This was a single-centre, retrospective study, consisting of 852 consecutive patients admitted to Queen Mary Hospital for acute ischemic stroke from August 2018-December 2020. All patients received a CT brain, whilst 70.1% had an MRI brain. We determined the risk associations of individual components of SeLECT (Severity, Large-artery atherosclerosis, Early seizures (≤7 days post-stroke), Cortical, Middle cerebral artery (MCA) Territory) with PSE, and further included new parameters including infarct size and haemorrhagic transformation (HT). Predictive values were illustrated by calculating area-under-curve (AUC) of receiver operating characteristic (ROC) curves.

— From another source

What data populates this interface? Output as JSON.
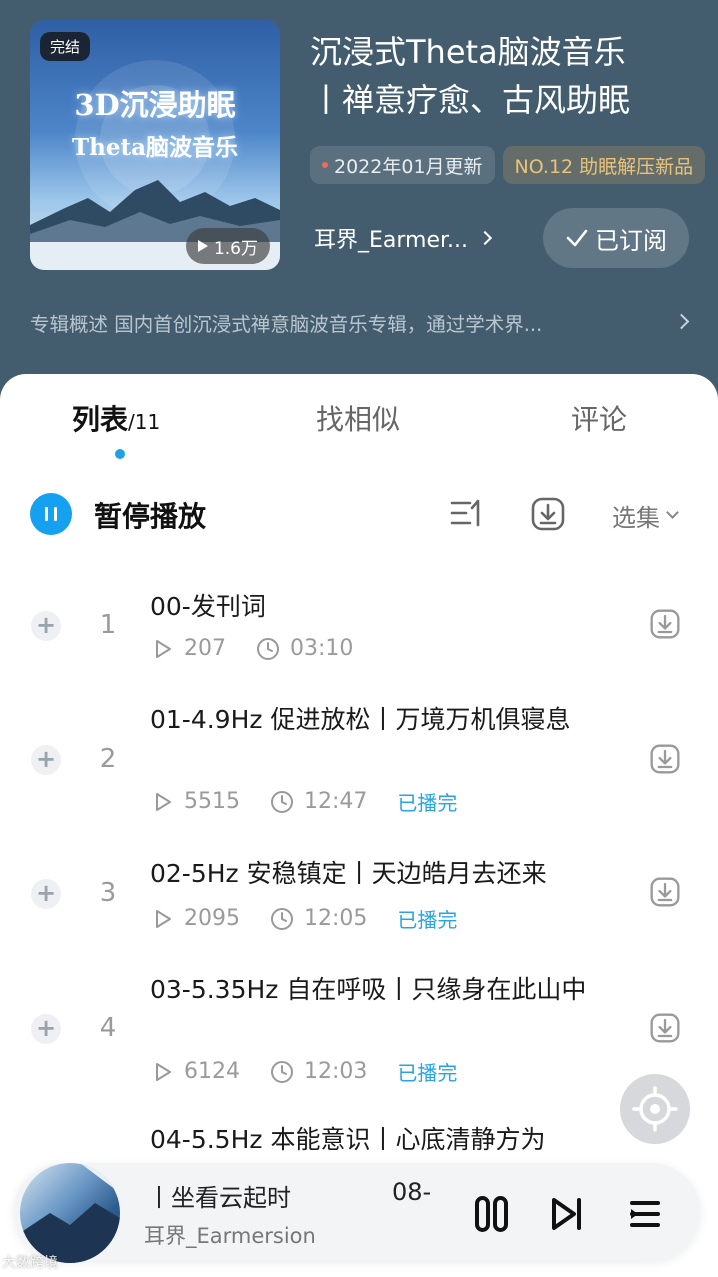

At median follow-up of 893 days, PSE occurred in 5.3% of patients (mean time-to-first seizure: 311.2±367.0 days). Severe stroke (NIHSS ≥11), MCA territory involvement, cortical involvement, and large infarct size (≥5cm or ≥1/3 of MCA territory) were associated with PSE.
Multivariate regression further showed that HT of any severity was independently associated with PSE (sHR 4.72, 95% CI 2.36-9.41, p<0.001). “H-SeLECT” was obtained by adding 2 marks to SeLECT for presence of any HT, which was calculated by dividing its sub-distribution hazard ratio (6.99) with the median of the lowest three values (3.43) in univariate analysis and rounding to the nearest integer. The AUC of ROC curve of H-SeLECT was significantly increased when compared with SeLECT using Z test (0.813 vs. 0.774, Z=2.67; p=0.008).